Naturalmente há os que precisarão entregar tudo, porque a situação é tão grave e caótica que o valor está na marca e na história, e isso demanda ruptura total com os dirigentes que trouxeram o clube a esta situação. Para esses a transformação em empresa não é só uma possibilidade; é uma necessidade vital.
Alguns ainda poderão permanecer como Associações, mas sabendo que os que virarem empresa terão acesso a dinheiro e mais capacidade de investimentos. Por exemplo, a Juventus da Itália tem capital aberto e está organizando um aumento de capital de € 300 milhões para colocar em prática seu plano estratégico dos próximos 5 anos. Isso, depois de ter feito uma operação no início do ano onde captou € 175 milhões pelo prazo de 5 anos, para deixar seu fluxo de caixa estabilizado.
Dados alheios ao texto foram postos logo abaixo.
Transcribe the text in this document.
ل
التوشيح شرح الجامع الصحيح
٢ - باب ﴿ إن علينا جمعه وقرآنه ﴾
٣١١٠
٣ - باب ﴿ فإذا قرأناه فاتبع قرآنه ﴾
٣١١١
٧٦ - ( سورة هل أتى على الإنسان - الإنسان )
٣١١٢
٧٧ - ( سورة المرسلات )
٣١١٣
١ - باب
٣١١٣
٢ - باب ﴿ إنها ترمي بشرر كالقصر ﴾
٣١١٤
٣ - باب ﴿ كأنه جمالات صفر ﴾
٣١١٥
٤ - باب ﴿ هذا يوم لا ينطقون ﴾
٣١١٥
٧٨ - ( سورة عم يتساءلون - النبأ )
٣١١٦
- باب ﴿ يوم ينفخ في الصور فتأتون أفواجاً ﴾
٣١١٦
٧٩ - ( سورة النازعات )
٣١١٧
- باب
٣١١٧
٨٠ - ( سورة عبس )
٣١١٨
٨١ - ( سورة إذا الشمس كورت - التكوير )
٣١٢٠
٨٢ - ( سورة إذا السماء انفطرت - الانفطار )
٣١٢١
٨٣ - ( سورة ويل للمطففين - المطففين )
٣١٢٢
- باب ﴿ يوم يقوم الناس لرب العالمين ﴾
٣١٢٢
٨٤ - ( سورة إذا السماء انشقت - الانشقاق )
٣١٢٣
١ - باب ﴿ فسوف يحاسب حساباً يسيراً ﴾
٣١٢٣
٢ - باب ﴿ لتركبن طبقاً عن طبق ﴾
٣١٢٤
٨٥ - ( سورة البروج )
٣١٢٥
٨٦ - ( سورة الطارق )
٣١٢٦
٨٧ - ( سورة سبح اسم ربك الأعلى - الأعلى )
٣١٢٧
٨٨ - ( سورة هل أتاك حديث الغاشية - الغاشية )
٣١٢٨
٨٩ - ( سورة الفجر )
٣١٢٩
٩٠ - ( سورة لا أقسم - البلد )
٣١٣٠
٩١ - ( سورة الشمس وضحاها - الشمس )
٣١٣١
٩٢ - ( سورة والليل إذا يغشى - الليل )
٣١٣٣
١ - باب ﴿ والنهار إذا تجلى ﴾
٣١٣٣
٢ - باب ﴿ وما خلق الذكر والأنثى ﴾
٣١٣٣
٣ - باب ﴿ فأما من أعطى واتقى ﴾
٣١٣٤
No Brasil, o Red Bull Bragantino deve subir para a Série A do Brasileiro em 2020 e notícias falam em investimentos expressivos na montagem do elenco para o próximo ano. A chance de clubes assim surgirem na Série B e tomarem o lugar de clubes tradicionais, mas em condições financeiras delicadas, é enorme.
Exemplos no Mundo
Ser empresa não é garantia de nada mesmo na Europa. Mas há muito mais casos de sucesso que de fracasso. Mas se o clube é grande e tem torcida e valor, então sempre haverá solução. Uso 3 clubes de exemplo: (i) Fiorentina e Napoli, que na primeira década dos anos 2000 faliram. Tinham donos que administraram mal o clube e acabaram. Pela regra italiana eles saíram da Série A para a Série D. Nesse momento chegaram novos donos, injetaram dinheiro e trouxeram os clubes para a Série A rapidamente. Hoje são clubes saudáveis e a Fiorentina acabou de ser vendida por cerca de € 135 milhões, trocando de mãos e recebendo mais investimentos na formação da equipe (ii) o Milan foi vendido pelo conhecido Silvio Berlusconni a um empresário chinês que ninguém conhece. O clube recebeu algum dinheiro mas também se endividou e apresentou prejuízos relevantes por 3 temporadas seguidas, sendo agora punido pelo Fair Play Financeiro da UEFA. Após 2 anos da operação o clube trocou de mãos, e o dono hoje é o Fundo Elliott, que aportou dinheiro, saneou o clube e impôs uma política de equilíbrio financeiro. Os resultados em campo ainda não voltaram, mas o clube se reestrutura. Se empresa o levou ao problema, mas também o salvou. Fosse uma associação mal gerida e demoraria anos para se recuperar de uma gestão desastrosa.
No final, o que importa?
O que importa é ser bem administrado. Ser Associação ou Empresa é irrelevante se for bem administrado. O fato é que no mundo há muito mais clubes empresa que associações, e a diferença de desempenho financeiro é clara. As exceções são Real Madrid e Barcelona, que possuem gestão de empresa e tem aspectos culturais relevantes que ajudam a impulsionar e estabilizar o negócio.
No Brasil a possibilidade de se transformar seriamente em empresa, sem pegadinhas e riscos jurídicos, talvez seja a única forma de salvação para alguns clubes, que perderam completamente sua capacidade financeira. Para eles a Associação que os trouxe até este cenário não funcionou bem e não funcionará daqui para frente. Nem é uma questão de competitividade, mas de sobrevivência mesmo.